The minimum wage has been named as the most successful government policy of the past 30 years in a survey of British political experts: http://www.bbc.co.uk/news/uk-politics-11896971? Prior to its introduction in April 1999, former UNISON General Secretary Rodney Bickerstaffe was the foremost trade union campaigner against low pay and for minimum wage legislation. Writing for UNISONActive Rodney responds to the survey and outlines his perspectives on the future of the minimum wage:-
From self-made men and women who worship their creators, to the jawless wonders who can barely hold in their mouths the silver spoons planted there at birth, once more the old game is afoot
The goal of the game? The statutory national minimum wage level and possibly the law itself. Already in Ireland, a reduction in their legal minimum wage has been introduced as “an emergency measure” (an 11% cut from €8.65 to €7.65 per hour)
In Britain at the same time as some employers including Tory ones are being pushed into backing “a living wage”, siren voices from the right are preparing the ground for something else.
Whether it is natural greed or genuine fear of the economic times and the globalised “need” to race down wages to the bottom, the new and old right wing are saying the same things. “A job at any price is better than no job at all.”
The continuum between choosing freely to work at a job you enjoy and on a good salary, concludes with not choosing to work at a job that you don’t like with no wage level at all and yet being forced to...Some call that slavery.

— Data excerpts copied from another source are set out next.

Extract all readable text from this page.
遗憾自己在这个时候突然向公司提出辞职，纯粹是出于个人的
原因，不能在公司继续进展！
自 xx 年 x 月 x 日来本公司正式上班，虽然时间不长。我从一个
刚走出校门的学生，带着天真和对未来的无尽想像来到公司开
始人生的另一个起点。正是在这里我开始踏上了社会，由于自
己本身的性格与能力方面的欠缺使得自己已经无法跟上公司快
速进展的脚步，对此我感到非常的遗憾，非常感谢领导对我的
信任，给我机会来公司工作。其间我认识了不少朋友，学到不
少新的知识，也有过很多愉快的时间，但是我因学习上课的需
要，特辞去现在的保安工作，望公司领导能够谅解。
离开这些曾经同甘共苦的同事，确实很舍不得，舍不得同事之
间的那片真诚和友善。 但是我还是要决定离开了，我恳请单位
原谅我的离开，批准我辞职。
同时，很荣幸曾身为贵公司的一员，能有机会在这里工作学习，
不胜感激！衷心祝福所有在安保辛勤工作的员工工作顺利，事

The Chinese cockle-pickers died on Morecombe beach. They were “earning” £1 per day each. Fear, desperation, exploitation – whatever the mixture of reasons, they weren’t freely choosing as grownup and rounded individuals to take on this task. Slavery still abounds in the world today. I know that there are still those who argue that the dignity of work even without any wages is better than no work at all
A clown like the Conservative MP Christopher Chope, only months ago introduced a private members bill to “allow” choice to workers to keep their jobs by being privileged to accept an even lower pittance – as though there is some in-alienable duty to work for next to nothing: http://conservativehome.blogs.com/parliament/2009/02/christopher-cho.html
A more sophisticated though slithery path is taken by the likes of Irwin Stelzer, who started life by “just selling flowers” and now is comfortable enough to tell BBC2 Newsnight viewers that the way to grow an economy is on the back of sweated labour (for which read, freely chosen poverty wage levels by consenting adults).

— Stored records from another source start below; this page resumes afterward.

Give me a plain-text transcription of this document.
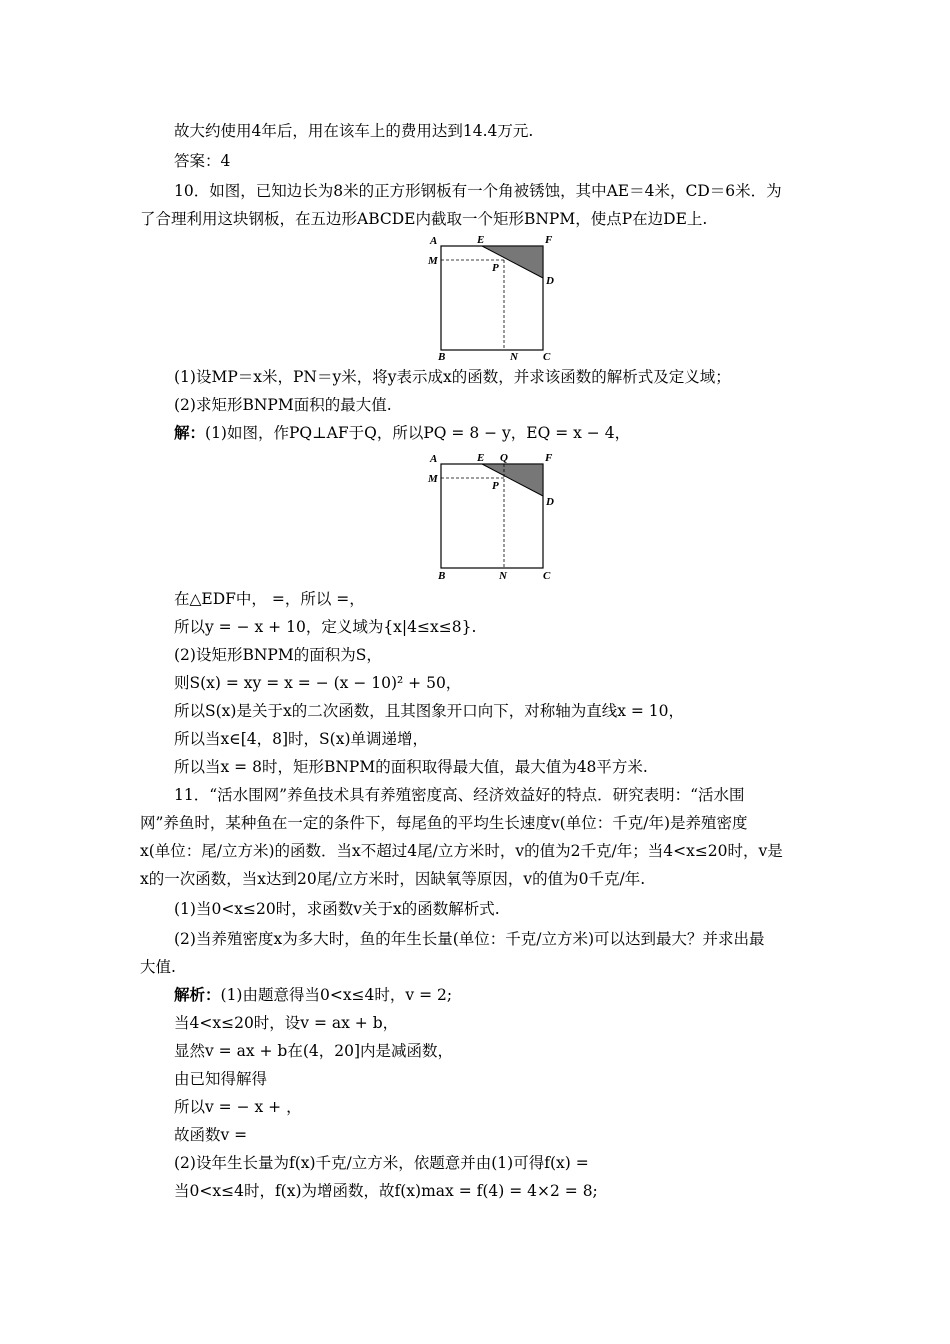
故大约使用4年后，用在该车上的费用达到14.4万元.
答案：4
10．如图，已知边长为8米的正方形钢板有一个角被锈蚀，其中AE＝4米，CD＝6米．为
了合理利用这块钢板，在五边形ABCDE内截取一个矩形BNPM，使点P在边DE上.
A	E	F
M
P
D
B	N C
(1)设MP＝x米，PN＝y米，将y表示成x的函数，并求该函数的解析式及定义域；
(2)求矩形BNPM面积的最大值.
解：(1)如图，作PQ⊥AF于Q，所以PQ = 8 − y，EQ = x − 4，
A	E Q	F
M
P
D
B	N	C
在△EDF中， =，所以 =，
所以y = − x + 10，定义域为{x|4≤x≤8}.
(2)设矩形BNPM的面积为S，
则S(x) = xy = x = − (x − 10)² + 50，
所以S(x)是关于x的二次函数，且其图象开口向下，对称轴为直线x = 10，
所以当x∈[4，8]时，S(x)单调递增，
所以当x = 8时，矩形BNPM的面积取得最大值，最大值为48平方米.
11．“活水围网”养鱼技术具有养殖密度高、经济效益好的特点．研究表明：“活水围
网”养鱼时，某种鱼在一定的条件下，每尾鱼的平均生长速度v(单位：千克/年)是养殖密度
x(单位：尾/立方米)的函数．当x不超过4尾/立方米时，v的值为2千克/年；当4<x≤20时，v是
x的一次函数，当x达到20尾/立方米时，因缺氧等原因，v的值为0千克/年.
(1)当0<x≤20时，求函数v关于x的函数解析式.
(2)当养殖密度x为多大时，鱼的年生长量(单位：千克/立方米)可以达到最大？并求出最
大值.
解析：(1)由题意得当0<x≤4时，v = 2;
当4<x≤20时，设v = ax + b，
显然v = ax + b在(4，20]内是减函数，
由已知得解得
所以v = − x + ，
故函数v =
(2)设年生长量为f(x)千克/立方米，依题意并由(1)可得f(x) =
当0<x≤4时，f(x)为增函数，故f(x)max = f(4) = 4×2 = 8;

In passing, don’t let the welcome concept of the living wage undermine defence of the minimum wage. It is true absolutely that those who fought from the start of the last century for the introduction of a law to ban exploitation of men and women, black and white, young and old here in Britain had the absurd belief that a minimum wage should in fact be set at a living wage level. They did not want or expect a safety net with huge holes.
And now we have a government coalition of wealth and contrived and flexible morality, who may not dare to abolish the minimum wage legislation, but will certainly mark time on the rate, so that it eventually will wither on the vine; will reduce even further the numbers of inspection; who will welcome the rising profits of their business friends as they save on wage levels, health and safety cost and industrial relations generally.

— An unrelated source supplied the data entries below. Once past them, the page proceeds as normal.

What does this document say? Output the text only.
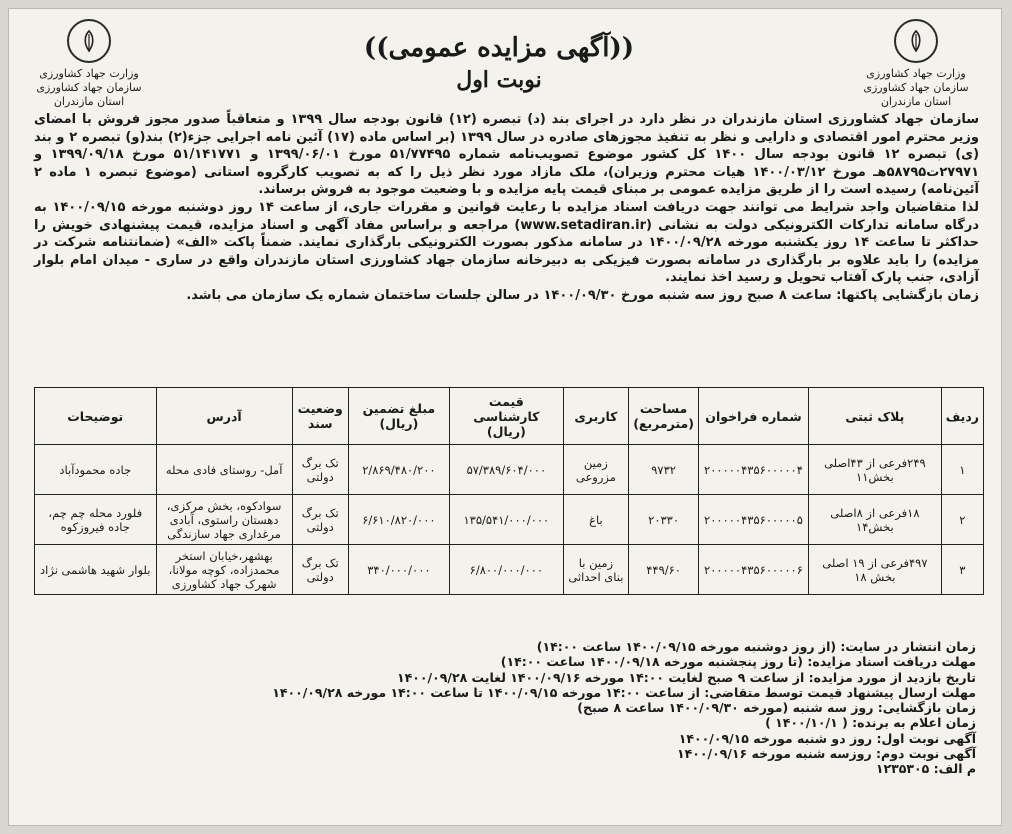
وزارت جهاد کشاورزی
سازمان جهاد کشاورزی استان مازندران
((آگهی مزایده عمومی))
نوبت اول
وزارت جهاد کشاورزی
سازمان جهاد کشاورزی استان مازندران

سازمان جهاد کشاورزی استان مازندران در نظر دارد در اجرای بند (د) تبصره (۱۲) قانون بودجه سال ۱۳۹۹ و متعاقباً صدور مجوز فروش با امضای وزیر محترم امور اقتصادی و دارایی و نظر به تنفیذ مجوزهای صادره در سال ۱۳۹۹ (بر اساس ماده (۱۷) آئین نامه اجرایی جزء(۲) بند(و) تبصره ۲ و بند (ی) تبصره ۱۲ قانون بودجه سال ۱۴۰۰ کل کشور موضوع تصویب‌نامه شماره ۵۱/۷۷۴۹۵ مورخ ۱۳۹۹/۰۶/۰۱ و ۵۱/۱۴۱۷۷۱ مورخ ۱۳۹۹/۰۹/۱۸ و ۲۷۹۷۱ت۵۸۷۹۵هـ مورخ ۱۴۰۰/۰۳/۱۲ هیات محترم وزیران)، ملک مازاد مورد نظر ذیل را که به تصویب کارگروه استانی (موضوع تبصره ۱ ماده ۲ آئین‌نامه) رسیده است را از طریق مزایده عمومی بر مبنای قیمت پایه مزایده و با وضعیت موجود به فروش برساند.

لذا متقاضیان واجد شرایط می توانند جهت دریافت اسناد مزایده با رعایت قوانین و مقررات جاری، از ساعت ۱۴ روز دوشنبه مورخه ۱۴۰۰/۰۹/۱۵ به درگاه سامانه تدارکات الکترونیکی دولت به نشانی (www.setadiran.ir) مراجعه و براساس مفاد آگهی و اسناد مزایده، قیمت پیشنهادی خویش را حداکثر تا ساعت ۱۴ روز یکشنبه مورخه ۱۴۰۰/۰۹/۲۸ در سامانه مذکور بصورت الکترونیکی بارگذاری نمایند. ضمناً پاکت «الف» (ضمانتنامه شرکت در مزایده) را باید علاوه بر بارگذاری در سامانه بصورت فیزیکی به دبیرخانه سازمان جهاد کشاورزی استان مازندران واقع در ساری - میدان امام بلوار آزادی، جنب پارک آفتاب تحویل و رسید اخذ نمایند.

زمان بازگشایی پاکتها: ساعت ۸ صبح روز سه شنبه مورخ ۱۴۰۰/۰۹/۳۰ در سالن جلسات ساختمان شماره یک سازمان می باشد.

ردیف	پلاک ثبتی	شماره فراخوان	مساحت (مترمربع)	کاربری	قیمت کارشناسی (ریال)	مبلغ تضمین (ریال)	وضعیت سند	آدرس	توضیحات
۱	۲۴۹فرعی از ۴۳اصلی بخش۱۱	۲۰۰۰۰۰۴۳۵۶۰۰۰۰۰۴	۹۷۳۲	زمین مزروعی	۵۷/۳۸۹/۶۰۴/۰۰۰	۲/۸۶۹/۴۸۰/۲۰۰	تک برگ دولتی	آمل- روستای فادی محله	جاده محمودآباد
۲	۱۸فرعی از ۸اصلی بخش۱۴	۲۰۰۰۰۰۴۳۵۶۰۰۰۰۰۵	۲۰۳۳۰	باغ	۱۳۵/۵۴۱/۰۰۰/۰۰۰	۶/۶۱۰/۸۲۰/۰۰۰	تک برگ دولتی	سوادکوه، بخش مرکزی، دهستان راستوی، آبادی مرغداری جهاد سازندگی	فلورد محله چم چم، جاده فیروزکوه
۳	۴۹۷فرعی از ۱۹ اصلی بخش ۱۸	۲۰۰۰۰۰۴۳۵۶۰۰۰۰۰۶	۴۴۹/۶۰	زمین با بنای احداثی	۶/۸۰۰/۰۰۰/۰۰۰	۳۴۰/۰۰۰/۰۰۰	تک برگ دولتی	بهشهر،خیابان استخر محمدزاده، کوچه مولانا، شهرک جهاد کشاورزی	بلوار شهید هاشمی نژاد
زمان انتشار در سایت: (از روز دوشنبه مورخه ۱۴۰۰/۰۹/۱۵ ساعت ۱۴:۰۰)
مهلت دریافت اسناد مزایده: (تا روز پنجشنبه مورخه ۱۴۰۰/۰۹/۱۸ ساعت ۱۴:۰۰)
تاریخ بازدید از مورد مزایده: از ساعت ۹ صبح لغایت ۱۴:۰۰ مورخه ۱۴۰۰/۰۹/۱۶ لغایت ۱۴۰۰/۰۹/۲۸
مهلت ارسال پیشنهاد قیمت توسط متقاضی: از ساعت ۱۴:۰۰ مورخه ۱۴۰۰/۰۹/۱۵ تا ساعت ۱۴:۰۰ مورخه ۱۴۰۰/۰۹/۲۸
زمان بازگشایی: روز سه شنبه (مورخه ۱۴۰۰/۰۹/۳۰ ساعت ۸ صبح)
زمان اعلام به برنده: ( ۱۴۰۰/۱۰/۱ )
آگهی نوبت اول: روز دو شنبه مورخه ۱۴۰۰/۰۹/۱۵
آگهی نوبت دوم: روزسه شنبه مورخه ۱۴۰۰/۰۹/۱۶
م الف: ۱۲۳۵۳۰۵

Trumpet fanfare – the big society – work for free and call it volunteering. It is true, that bankers and politicians and captains of industry don’t work for free or indeed for even little, but then they are special, aren’t they? There is a fine line between volunteering because you really want to and “volunteering” because you are forced to. Let’s be careful.
Stand up for the legal minimum wage at a living wage level. Whose side are you on?
And by the way, what about a maximum wage level?